Author: Sumukh Bhardwaj
Tester: Rahul Sharma
Editorialist: Sumukh Bhardwaj

EASY

STACK

# PROBLEM:

Given an integer array of size N. Find the lexicographically smallest subsequence of length K.

# QUICK EXPLANATION:

Keep a mono increasing stack as result. If the current element `a` is smaller than the last element in the stack, we can replace it to get a smaller sequence.

# EXPLANATION:

Find all the subsequences of length K with recursion by making the choice of picking or not picking an element. The total number of subsequences that will be produced will be 2^N. Find the lexicographically smallest among all these subsequences by comparing them.

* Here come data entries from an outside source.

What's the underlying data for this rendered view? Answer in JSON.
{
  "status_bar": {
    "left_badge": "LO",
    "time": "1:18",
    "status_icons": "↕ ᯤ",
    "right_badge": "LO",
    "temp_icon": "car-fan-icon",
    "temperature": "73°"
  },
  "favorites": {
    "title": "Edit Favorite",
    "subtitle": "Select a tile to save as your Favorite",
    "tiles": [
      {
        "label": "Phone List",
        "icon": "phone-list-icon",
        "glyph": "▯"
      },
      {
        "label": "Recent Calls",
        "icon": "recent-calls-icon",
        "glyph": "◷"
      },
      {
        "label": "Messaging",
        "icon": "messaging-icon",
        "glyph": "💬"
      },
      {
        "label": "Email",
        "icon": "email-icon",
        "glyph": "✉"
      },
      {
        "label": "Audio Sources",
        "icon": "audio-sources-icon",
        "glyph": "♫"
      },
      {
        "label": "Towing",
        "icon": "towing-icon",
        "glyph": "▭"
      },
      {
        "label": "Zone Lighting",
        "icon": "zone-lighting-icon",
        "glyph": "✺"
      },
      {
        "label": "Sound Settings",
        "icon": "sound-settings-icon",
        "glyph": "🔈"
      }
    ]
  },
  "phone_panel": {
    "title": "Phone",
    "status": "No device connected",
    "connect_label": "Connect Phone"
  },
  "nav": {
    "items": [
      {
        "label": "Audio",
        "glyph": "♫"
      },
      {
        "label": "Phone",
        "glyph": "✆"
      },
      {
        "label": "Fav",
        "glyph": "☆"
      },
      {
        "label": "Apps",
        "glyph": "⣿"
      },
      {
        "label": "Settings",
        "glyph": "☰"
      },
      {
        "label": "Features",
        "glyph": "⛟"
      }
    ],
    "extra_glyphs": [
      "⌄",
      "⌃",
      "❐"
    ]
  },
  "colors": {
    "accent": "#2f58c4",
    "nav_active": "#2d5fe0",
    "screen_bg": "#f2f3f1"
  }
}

The array has N elements but we need a subsequence of length K hence we need to remove N-K elements such that the remaining K elements make the lexicographically smallest subsequence.

Suppose in our current answer subsequence the last element is X, now if an element comes with a value less than X and we still haven’t removed N-K elements then we can remove the X and keep that new element in the answer. The stack will be the perfect choice for the problem as we will be removing the elements in a LIFO manner but the array can also be used as shown in the solution.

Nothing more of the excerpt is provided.